The machine-learning model developed by Kim and his group mirrors the data synthesis approach in the Noyes lab. “Our model is hierarchical, so it takes advantage of existing data from their first stage of screening — and a subset of their stage-two data — to develop predictions about which zinc fingers will be compatible with others in certain contexts,” said Osama Abdin, a doctoral student in Kim’s lab and co-first author on the paper.
The model is based in part on technology that also forms the basis of ChatGPT, a software application developed by OpenAI that simulates human conversation. The model generates amino acid sequences for zinc finger proteins using large, highly detailed data sets and techniques similar to natural language processing.
The researchers showed the utility of the zinc finger system, which they dubbed ZFDesign, by reprogramming human transcription factors — zinc finger proteins that regulate the transcription of DNA to RNA. They tweaked the DNA binding targets of several transcription factors and programmed them to either activate or repress multiple genes, working with Professors Tim Hughes and Mikko Taipale in the Donnelly Centre.
Clinical application of reprogrammed transcription factors could target diseases caused by haploinsufficiency — deletion or inactivation of a copied gene, as in some cancers and the connective tissue disorders known as Ehlers-Danlos syndrome — or those linked to toxic genetic repeats, as in neurodegenerative conditions such as ALS, Parkinson’s and Huntington’s disease.
Kim said the system already generates designs for zinc finger proteins with clinical potential, and that both his team in Toronto and the group in New York were surprised by how well it worked. The researchers have started a company, TBG Therapeutics, that aims to develop new therapies using this technology.
The new system also holds promise for gene editing and other applications where CRISPR is useful, although its impact will likely be strongest in the area of reprogramming transcription factors, Kim said.

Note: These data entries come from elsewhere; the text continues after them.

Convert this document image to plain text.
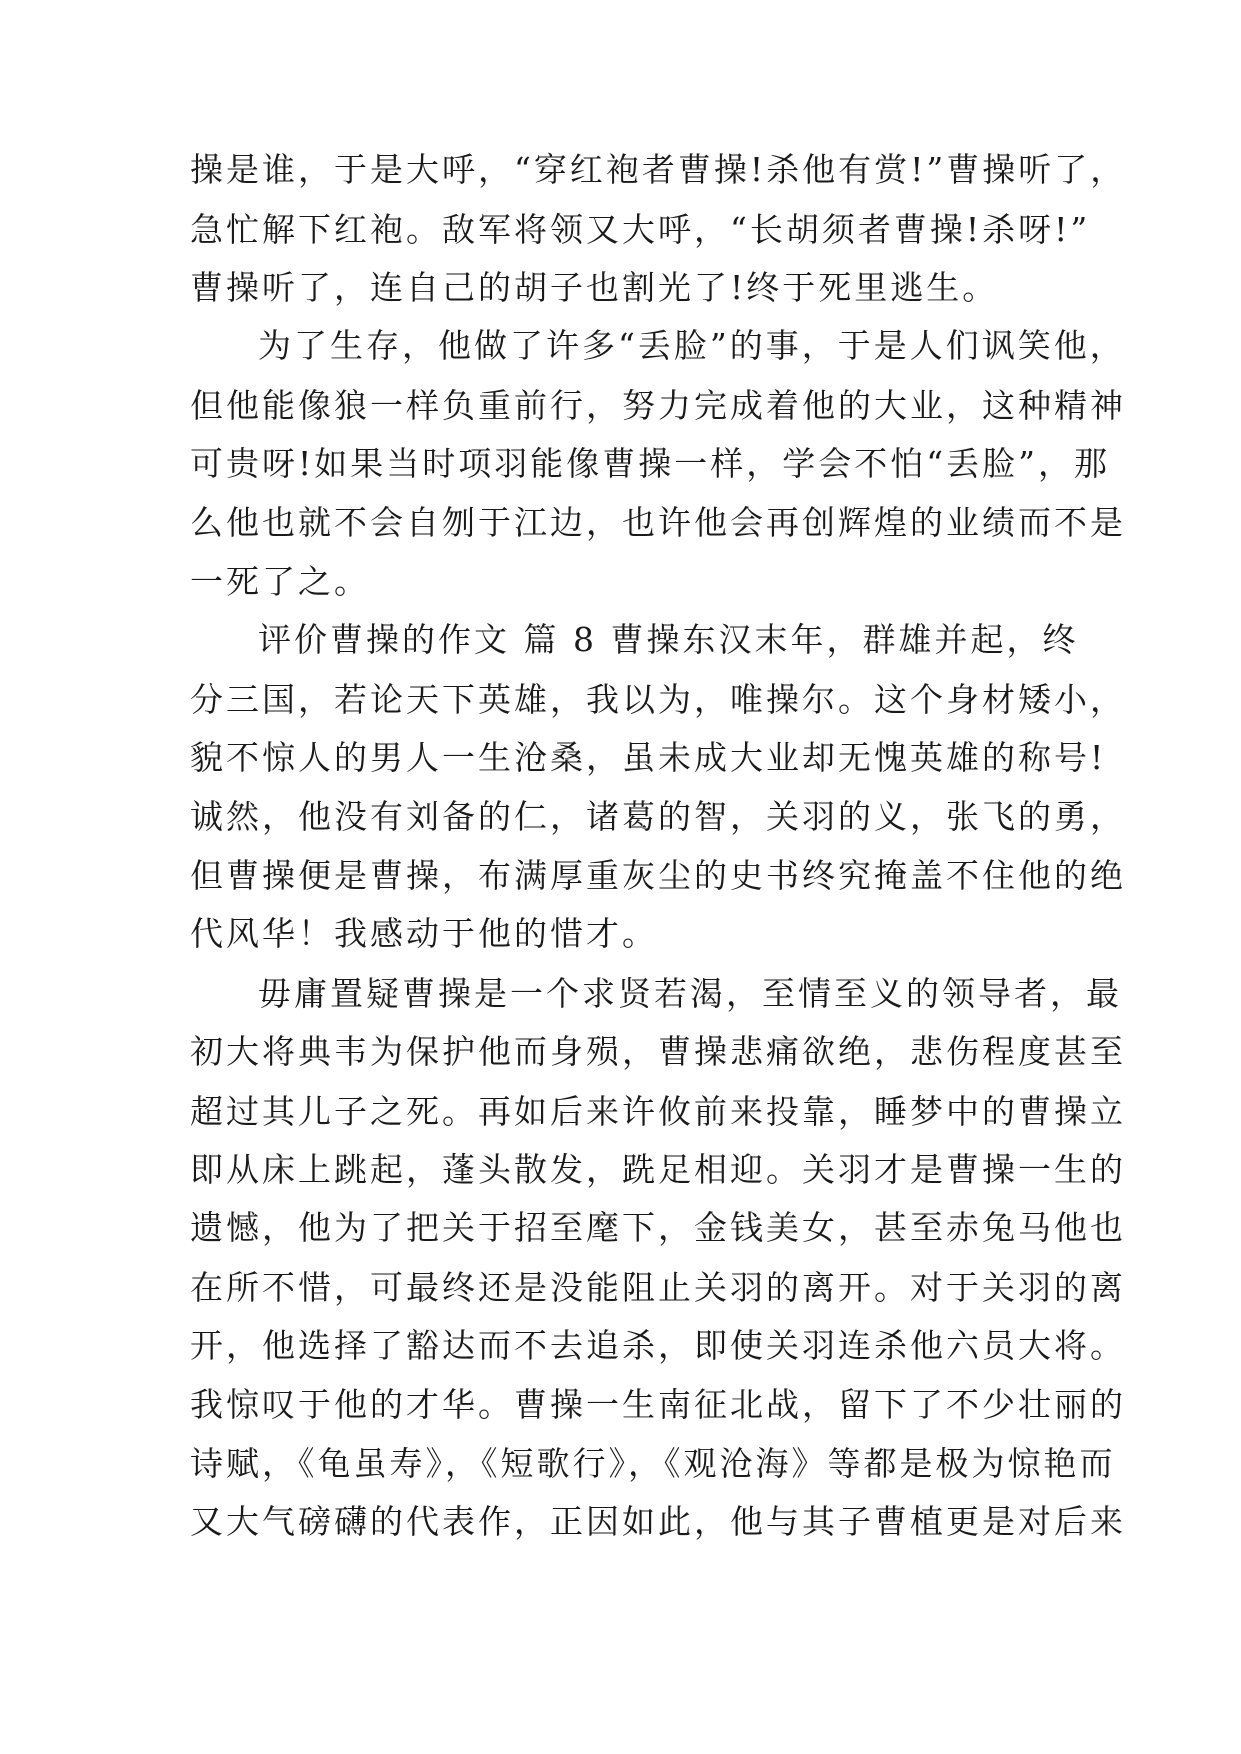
操是谁，于是大呼，“穿红袍者曹操!杀他有赏!”曹操听了，
急忙解下红袍。敌军将领又大呼，“长胡须者曹操!杀呀!”
曹操听了，连自己的胡子也割光了!终于死里逃生。
为了生存，他做了许多“丢脸”的事，于是人们讽笑他，
但他能像狼一样负重前行，努力完成着他的大业，这种精神
可贵呀!如果当时项羽能像曹操一样，学会不怕“丢脸”，那
么他也就不会自刎于江边，也许他会再创辉煌的业绩而不是
一死了之。
评价曹操的作文 篇 8 曹操东汉末年，群雄并起，终
分三国，若论天下英雄，我以为，唯操尔。这个身材矮小，
貌不惊人的男人一生沧桑，虽未成大业却无愧英雄的称号!
诚然，他没有刘备的仁，诸葛的智，关羽的义，张飞的勇，
但曹操便是曹操，布满厚重灰尘的史书终究掩盖不住他的绝
代风华！我感动于他的惜才。
毋庸置疑曹操是一个求贤若渴，至情至义的领导者，最
初大将典韦为保护他而身殒，曹操悲痛欲绝，悲伤程度甚至
超过其儿子之死。再如后来许攸前来投靠，睡梦中的曹操立
即从床上跳起，蓬头散发，跣足相迎。关羽才是曹操一生的
遗憾，他为了把关于招至麾下，金钱美女，甚至赤兔马他也
在所不惜，可最终还是没能阻止关羽的离开。对于关羽的离
开，他选择了豁达而不去追杀，即使关羽连杀他六员大将。
我惊叹于他的才华。曹操一生南征北战，留下了不少壮丽的
诗赋，《龟虽寿》，《短歌行》，《观沧海》等都是极为惊艳而
又大气磅礴的代表作，正因如此，他与其子曹植更是对后来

The next step is to improve specificity in the system. “The current model is designed to optimize the engagement of a given zinc finger protein with its target, but has no built-in awareness of interactions to other targets,” said Kim. “Optimizing for specificity will entail modeling these other interactions.”

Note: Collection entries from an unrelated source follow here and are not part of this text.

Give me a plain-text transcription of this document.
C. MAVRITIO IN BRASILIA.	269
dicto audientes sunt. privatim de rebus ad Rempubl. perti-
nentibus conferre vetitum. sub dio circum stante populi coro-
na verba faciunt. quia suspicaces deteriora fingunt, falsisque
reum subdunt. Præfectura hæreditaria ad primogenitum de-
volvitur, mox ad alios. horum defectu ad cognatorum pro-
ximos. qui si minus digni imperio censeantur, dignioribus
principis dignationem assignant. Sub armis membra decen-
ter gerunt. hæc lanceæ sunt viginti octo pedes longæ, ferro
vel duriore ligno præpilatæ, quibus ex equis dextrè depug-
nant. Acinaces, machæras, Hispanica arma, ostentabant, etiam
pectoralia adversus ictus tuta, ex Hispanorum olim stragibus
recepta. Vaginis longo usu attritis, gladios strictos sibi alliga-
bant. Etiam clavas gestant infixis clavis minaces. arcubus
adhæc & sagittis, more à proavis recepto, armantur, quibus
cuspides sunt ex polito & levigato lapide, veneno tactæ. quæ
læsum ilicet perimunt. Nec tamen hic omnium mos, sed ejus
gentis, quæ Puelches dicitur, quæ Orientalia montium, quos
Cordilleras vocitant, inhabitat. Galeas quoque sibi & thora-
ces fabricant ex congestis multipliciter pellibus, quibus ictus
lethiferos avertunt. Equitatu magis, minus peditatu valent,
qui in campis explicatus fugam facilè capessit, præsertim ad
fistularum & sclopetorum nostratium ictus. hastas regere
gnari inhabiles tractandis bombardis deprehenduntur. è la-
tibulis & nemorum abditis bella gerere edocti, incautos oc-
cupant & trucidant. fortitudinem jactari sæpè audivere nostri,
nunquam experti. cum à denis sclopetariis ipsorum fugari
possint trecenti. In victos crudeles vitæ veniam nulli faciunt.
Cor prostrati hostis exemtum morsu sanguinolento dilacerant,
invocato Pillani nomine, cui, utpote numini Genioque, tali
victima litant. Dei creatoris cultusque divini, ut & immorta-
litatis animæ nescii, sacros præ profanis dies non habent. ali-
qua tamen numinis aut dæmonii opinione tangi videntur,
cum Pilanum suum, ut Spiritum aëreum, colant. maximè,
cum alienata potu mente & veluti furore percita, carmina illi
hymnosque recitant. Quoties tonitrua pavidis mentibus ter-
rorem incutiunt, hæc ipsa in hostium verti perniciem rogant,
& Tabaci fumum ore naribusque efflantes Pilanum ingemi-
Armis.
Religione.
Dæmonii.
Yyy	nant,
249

The researchers are well on their way to building a model that offers more specificity, Kim said. “There is a lot of excitement around this work in the fields of epigenetics and gene therapy, and I look forward to seeing what we can achieve with this technology.”
The research was supported by grants from the U.S. National Institutes of Health, Canadian Institutes of Health Research, Compute Canada Resource Allocation, Frederick Banting and Charles Best Canada Graduate Scholarship, and the Ontario Graduate Scholarship.